Night and day down-winding. Wrote poem earlier, but on phone. Just needed, I don’t know… music.
Verse.
Listening to new music now, imagining a room of books and sipping something red as I am now.
Anyone seeing this, the slitherers – I AM IN NO WAY FEARFUL.
More so eager. Eager for discussion, resolution, something tangible. And if the invite to drive on does decide, then I fucking will.
What a day… small business notes, talking to that guy at the San Anselmo pub or taproom, whatever it was, kind and talkative and still tending to his emails and work, but somehow making time for me.
Small business after that walk on the Ave has me reconnected to some passion reminding me of how I felt living on campus.
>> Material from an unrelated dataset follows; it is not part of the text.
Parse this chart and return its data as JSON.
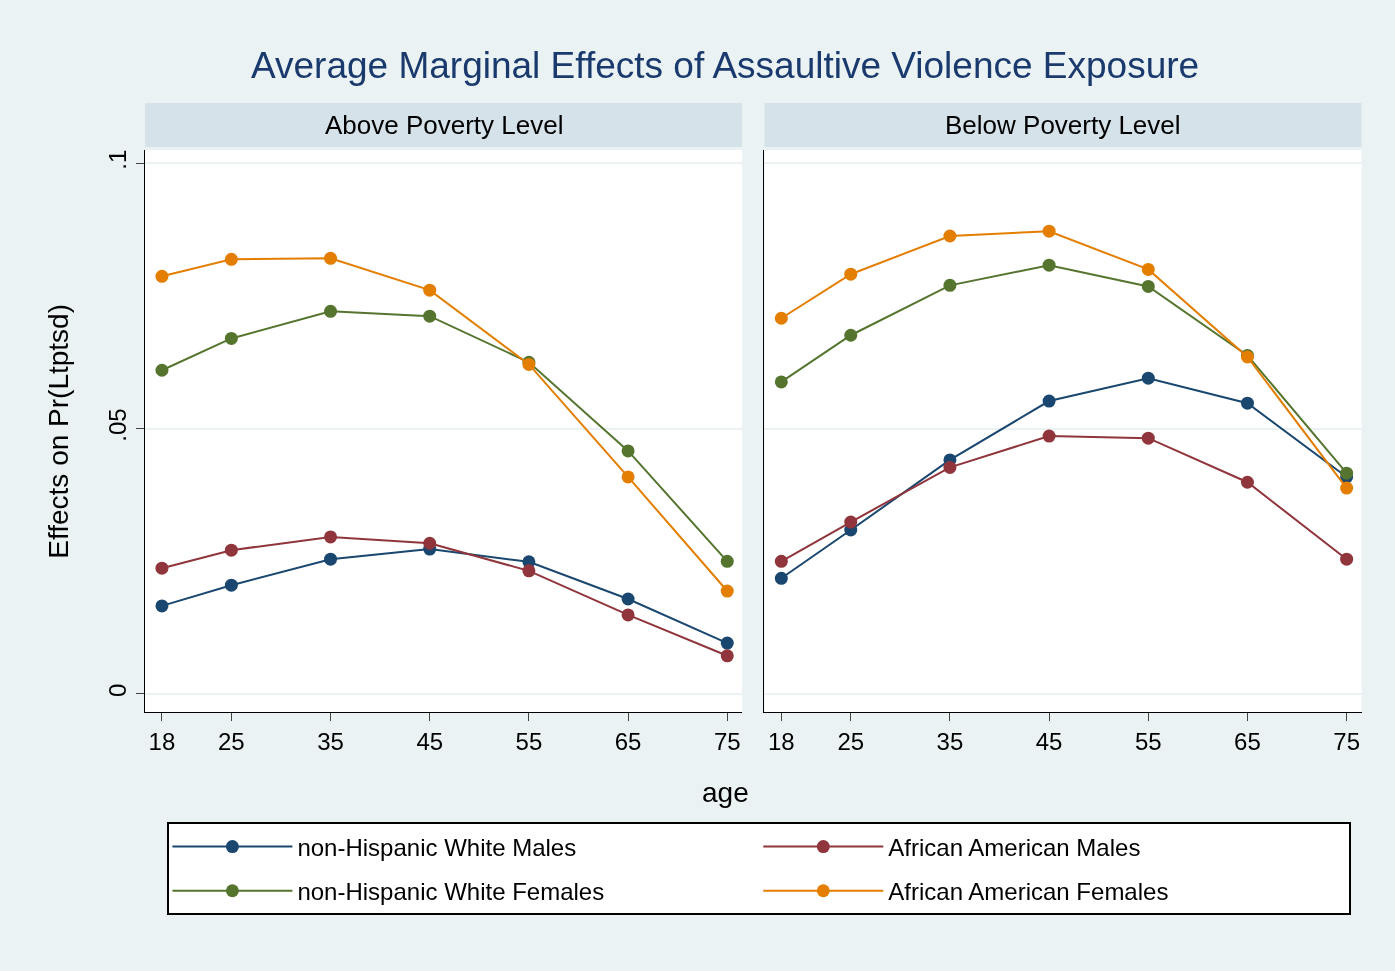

Not sure ow to discern or spreadsheet it, but there is a connection, a vertices of some kind.
Bought a copy of Aureluis’ Meditation from a book store on the same street. Tried to read it in the pub but left my fucking glasses in the car. Have them on now.
Yers, I’m that fucking age now…. I can see it in this picture. What can I do.
Missing the coast, thinking about tomorrow, but nothing I can do. Enjoy your night, I say to this writer… dog and cat in other room, fed and content, and me wondering how the day is where it is.
So late.
The clock me mocking. Ignoring it since I know this writer loses in the end. Reading the Meditations, inviting everything in this room, this night and moment, and whatever happens, that’s what the Story intends.
Surrendering but not. The music now has me thinking of me later in life, and how I got here. Living in San Carlos, high school then college, all the sacrifices my parents made. And where I am now.
There’s an incongruence… no defamation toward them or SELF, just an adjustment need be made.